Eine Geschichte in 2 Kapiteln
Türkis mit lila Punkten

Ich stehe am Straßenrand und warte auf das nächste Auto. Kleine Mücken tummeln sich im Lichtschein über meinem Kopf und um die blinkenden Späti-Lichter hinter mir. Ein türkiser Trabi fährt scheppernd um die Kurve und bleibt vor mir stehen. Sind das lila Punkte auf dem Lack? Ich versuche, einen Blick auf den Fahrer zu erhaschen, doch durch die pink getönten Scheiben kann ich kaum etwas erkennen. Misstrauisch kneife ich die Augen zusammen und sehe mich um. Auf der einen Seite liegt die verlassene Weddinger Wohnstraße, auf der anderen die Kreuzung mit dem unwegsamen Kopfsteinpflaster. Sollte ich wegrennen? Weit würde ich wohl nicht kommen in meinen Stilettos.

Der Fahrer stellt den Motor des Trabis ab und öffnet von innen die Beifahrertür. „Steigste jetzt ein oder wat?“, krächzt es von der Fahrerseite. Ich zögere. Ob das eine gute Idee ist? Der Fahrer trommelt ungeduldig mit langen, spitzen Fingernägeln auf das Armaturenbrett.

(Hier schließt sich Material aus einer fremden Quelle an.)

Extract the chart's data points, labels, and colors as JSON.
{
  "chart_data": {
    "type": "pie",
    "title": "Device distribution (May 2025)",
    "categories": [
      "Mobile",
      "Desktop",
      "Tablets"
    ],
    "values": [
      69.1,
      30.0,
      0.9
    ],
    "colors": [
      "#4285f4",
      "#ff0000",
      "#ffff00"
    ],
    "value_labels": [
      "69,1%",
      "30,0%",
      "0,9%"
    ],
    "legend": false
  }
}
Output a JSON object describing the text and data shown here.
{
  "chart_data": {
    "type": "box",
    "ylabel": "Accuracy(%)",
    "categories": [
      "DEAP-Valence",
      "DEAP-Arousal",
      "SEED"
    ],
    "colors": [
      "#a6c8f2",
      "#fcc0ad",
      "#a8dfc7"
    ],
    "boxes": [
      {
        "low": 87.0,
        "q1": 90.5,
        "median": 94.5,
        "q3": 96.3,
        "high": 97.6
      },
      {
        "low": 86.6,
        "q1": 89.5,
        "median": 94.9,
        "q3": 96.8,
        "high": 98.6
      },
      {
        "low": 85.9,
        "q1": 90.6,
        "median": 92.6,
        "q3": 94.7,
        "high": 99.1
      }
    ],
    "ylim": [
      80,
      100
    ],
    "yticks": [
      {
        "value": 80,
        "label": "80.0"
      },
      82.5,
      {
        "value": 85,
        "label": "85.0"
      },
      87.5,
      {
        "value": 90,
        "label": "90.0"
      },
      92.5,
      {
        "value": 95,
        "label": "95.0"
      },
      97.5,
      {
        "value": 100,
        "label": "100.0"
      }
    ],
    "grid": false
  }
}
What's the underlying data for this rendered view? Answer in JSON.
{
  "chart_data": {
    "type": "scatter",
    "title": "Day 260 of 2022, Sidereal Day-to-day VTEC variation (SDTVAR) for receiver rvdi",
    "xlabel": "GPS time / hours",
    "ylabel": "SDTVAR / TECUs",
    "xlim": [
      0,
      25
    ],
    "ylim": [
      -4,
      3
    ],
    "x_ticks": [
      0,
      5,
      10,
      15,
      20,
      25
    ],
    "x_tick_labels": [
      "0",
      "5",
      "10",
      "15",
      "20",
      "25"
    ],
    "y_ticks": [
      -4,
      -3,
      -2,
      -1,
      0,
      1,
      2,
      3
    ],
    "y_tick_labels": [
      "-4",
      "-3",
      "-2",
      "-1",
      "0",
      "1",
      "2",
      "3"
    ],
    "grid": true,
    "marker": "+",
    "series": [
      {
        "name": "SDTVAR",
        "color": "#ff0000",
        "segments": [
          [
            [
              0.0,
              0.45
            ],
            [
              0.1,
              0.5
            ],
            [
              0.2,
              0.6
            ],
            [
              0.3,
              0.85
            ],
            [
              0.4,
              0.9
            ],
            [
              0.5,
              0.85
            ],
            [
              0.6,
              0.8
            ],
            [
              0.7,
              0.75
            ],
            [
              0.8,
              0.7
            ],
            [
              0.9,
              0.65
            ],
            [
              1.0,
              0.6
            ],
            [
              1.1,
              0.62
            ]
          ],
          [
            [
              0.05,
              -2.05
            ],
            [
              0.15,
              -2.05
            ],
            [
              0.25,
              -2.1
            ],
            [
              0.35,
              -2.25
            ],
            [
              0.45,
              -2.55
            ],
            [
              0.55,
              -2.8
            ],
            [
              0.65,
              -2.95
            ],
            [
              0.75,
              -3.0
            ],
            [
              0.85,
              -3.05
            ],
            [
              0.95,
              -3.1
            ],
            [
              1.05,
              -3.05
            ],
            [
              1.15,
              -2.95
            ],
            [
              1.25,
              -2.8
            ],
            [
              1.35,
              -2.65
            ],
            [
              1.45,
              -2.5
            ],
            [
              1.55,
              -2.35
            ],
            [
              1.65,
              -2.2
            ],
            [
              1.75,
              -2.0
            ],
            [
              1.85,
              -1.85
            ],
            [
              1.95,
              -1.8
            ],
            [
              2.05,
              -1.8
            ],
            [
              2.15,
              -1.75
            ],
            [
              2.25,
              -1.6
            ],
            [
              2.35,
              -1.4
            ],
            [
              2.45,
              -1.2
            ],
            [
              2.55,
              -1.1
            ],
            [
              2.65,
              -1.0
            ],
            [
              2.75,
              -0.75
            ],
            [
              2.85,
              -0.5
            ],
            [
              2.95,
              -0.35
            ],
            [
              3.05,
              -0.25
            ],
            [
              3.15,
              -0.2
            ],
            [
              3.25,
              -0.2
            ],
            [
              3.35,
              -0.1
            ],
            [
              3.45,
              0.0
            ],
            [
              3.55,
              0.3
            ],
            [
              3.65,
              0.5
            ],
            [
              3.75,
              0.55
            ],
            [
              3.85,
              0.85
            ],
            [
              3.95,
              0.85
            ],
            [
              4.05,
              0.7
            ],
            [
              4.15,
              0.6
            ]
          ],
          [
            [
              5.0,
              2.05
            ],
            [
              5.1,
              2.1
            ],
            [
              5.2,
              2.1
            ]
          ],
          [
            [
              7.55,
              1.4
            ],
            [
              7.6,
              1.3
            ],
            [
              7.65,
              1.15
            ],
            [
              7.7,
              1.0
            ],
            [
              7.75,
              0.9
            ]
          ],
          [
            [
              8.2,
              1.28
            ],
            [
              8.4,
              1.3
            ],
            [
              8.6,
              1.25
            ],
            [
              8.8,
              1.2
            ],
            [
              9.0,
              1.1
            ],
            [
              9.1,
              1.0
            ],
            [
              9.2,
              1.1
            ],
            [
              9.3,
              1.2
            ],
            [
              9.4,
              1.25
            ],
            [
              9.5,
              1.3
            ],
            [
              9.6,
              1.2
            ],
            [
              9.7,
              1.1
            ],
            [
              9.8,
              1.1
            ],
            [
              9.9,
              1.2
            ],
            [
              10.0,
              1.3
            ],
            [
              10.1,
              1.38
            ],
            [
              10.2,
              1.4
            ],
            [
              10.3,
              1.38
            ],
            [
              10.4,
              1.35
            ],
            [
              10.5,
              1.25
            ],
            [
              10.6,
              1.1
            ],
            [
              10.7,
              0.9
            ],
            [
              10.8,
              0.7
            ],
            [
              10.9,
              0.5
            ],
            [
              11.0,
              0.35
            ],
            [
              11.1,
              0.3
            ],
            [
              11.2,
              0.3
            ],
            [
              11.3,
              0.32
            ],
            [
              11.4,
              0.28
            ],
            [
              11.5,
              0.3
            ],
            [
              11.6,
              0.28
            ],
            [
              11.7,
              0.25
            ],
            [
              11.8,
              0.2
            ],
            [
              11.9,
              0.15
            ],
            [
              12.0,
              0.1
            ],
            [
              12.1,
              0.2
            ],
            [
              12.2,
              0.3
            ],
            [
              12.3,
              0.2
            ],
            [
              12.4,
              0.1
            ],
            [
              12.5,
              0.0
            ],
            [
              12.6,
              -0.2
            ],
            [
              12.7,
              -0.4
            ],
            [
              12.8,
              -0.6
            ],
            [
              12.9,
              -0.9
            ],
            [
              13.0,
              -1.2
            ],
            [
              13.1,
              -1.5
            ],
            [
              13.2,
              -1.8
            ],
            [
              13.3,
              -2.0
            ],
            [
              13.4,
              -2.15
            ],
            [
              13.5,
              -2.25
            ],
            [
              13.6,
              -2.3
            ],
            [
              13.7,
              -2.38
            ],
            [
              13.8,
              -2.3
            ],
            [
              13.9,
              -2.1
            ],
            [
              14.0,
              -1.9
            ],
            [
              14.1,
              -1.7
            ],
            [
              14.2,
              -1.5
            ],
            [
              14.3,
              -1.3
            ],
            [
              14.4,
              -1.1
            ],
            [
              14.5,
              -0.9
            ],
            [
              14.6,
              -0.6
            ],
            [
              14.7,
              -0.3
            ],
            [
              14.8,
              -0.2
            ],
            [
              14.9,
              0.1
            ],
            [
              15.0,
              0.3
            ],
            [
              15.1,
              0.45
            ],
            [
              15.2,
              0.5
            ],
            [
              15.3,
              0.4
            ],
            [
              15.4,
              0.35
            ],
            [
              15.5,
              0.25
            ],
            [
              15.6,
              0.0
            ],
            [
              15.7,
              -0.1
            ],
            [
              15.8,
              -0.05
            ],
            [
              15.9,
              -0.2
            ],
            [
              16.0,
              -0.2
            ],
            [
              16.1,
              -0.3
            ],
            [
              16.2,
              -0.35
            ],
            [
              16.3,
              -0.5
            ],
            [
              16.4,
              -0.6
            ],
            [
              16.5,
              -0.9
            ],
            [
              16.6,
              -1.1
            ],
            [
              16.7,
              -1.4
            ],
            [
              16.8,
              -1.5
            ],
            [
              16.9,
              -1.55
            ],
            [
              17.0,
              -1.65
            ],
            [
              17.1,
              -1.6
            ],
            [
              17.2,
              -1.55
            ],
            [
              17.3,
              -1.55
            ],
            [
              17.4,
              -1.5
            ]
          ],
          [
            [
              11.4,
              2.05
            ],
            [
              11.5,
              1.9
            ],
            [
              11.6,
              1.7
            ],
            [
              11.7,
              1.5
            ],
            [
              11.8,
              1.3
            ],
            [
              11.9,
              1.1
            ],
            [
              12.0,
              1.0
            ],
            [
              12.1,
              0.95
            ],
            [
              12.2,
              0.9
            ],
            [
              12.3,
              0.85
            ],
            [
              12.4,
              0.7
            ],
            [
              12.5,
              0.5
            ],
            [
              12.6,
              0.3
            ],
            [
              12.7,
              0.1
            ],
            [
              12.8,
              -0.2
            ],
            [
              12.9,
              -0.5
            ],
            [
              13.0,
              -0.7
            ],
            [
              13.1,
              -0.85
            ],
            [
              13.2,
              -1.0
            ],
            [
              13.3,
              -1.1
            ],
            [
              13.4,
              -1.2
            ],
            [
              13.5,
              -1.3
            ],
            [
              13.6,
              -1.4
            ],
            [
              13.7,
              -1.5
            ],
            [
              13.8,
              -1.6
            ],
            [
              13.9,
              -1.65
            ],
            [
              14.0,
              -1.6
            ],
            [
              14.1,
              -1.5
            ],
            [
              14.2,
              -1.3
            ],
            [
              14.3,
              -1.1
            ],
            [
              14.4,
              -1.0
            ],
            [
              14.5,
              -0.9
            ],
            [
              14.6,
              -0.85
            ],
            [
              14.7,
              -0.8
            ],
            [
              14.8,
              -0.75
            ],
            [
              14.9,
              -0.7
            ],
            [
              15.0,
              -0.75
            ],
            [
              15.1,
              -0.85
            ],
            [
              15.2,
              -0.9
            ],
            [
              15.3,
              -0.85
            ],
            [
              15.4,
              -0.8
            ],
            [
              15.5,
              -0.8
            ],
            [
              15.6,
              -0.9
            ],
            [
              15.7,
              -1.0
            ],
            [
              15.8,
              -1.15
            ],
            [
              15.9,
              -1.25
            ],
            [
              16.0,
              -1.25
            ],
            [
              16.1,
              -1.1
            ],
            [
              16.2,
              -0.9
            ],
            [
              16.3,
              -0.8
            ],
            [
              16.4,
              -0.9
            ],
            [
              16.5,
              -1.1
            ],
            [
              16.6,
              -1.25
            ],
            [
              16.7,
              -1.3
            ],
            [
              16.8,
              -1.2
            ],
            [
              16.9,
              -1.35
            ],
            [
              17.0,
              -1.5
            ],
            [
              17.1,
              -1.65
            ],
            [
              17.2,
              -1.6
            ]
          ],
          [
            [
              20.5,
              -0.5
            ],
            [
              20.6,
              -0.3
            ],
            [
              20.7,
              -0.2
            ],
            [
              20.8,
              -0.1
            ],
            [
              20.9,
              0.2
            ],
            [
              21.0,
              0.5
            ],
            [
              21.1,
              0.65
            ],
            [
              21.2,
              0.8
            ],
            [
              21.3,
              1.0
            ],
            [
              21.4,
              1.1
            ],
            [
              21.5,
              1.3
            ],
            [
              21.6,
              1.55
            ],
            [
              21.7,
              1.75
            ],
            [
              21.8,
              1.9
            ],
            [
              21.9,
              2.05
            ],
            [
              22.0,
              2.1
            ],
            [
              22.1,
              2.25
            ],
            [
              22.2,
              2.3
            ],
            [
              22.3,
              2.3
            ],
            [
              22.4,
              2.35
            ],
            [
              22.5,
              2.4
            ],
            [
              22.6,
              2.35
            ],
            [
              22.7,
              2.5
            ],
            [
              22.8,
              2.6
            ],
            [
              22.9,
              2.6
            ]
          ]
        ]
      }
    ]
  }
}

„Jo, jetzt entspann dich doch mal“, sage ich mit aller Coolness, die ich aufbringen kann, und steige in das türkise Gefährt. Sofort hüllt mich ein betäubender, süßer Duft ein, mein Körper sinkt schwer in den dunkelvioletten Plüsch der Autositze. Benommen drehe ich den Kopf zur Seite und kann nun endlich einen Blick auf die Person hinter dem Steuer werfen. Ein kantiges, überschminktes Gesicht unter einem in unendliche Höhen auftoupierten, hellblonden Haarschopf grinst mir entgegen.

„Ick bin Marlene, jetzt guck doch nich so, Spatz. Tür zu und anschnallen.“

Dieses Kapitel wurde von S. M. Gruber geschrieben und am Freitag, 27. April 2018, 00:23 Uhr veröffentlicht. Es enthält 240 Worte.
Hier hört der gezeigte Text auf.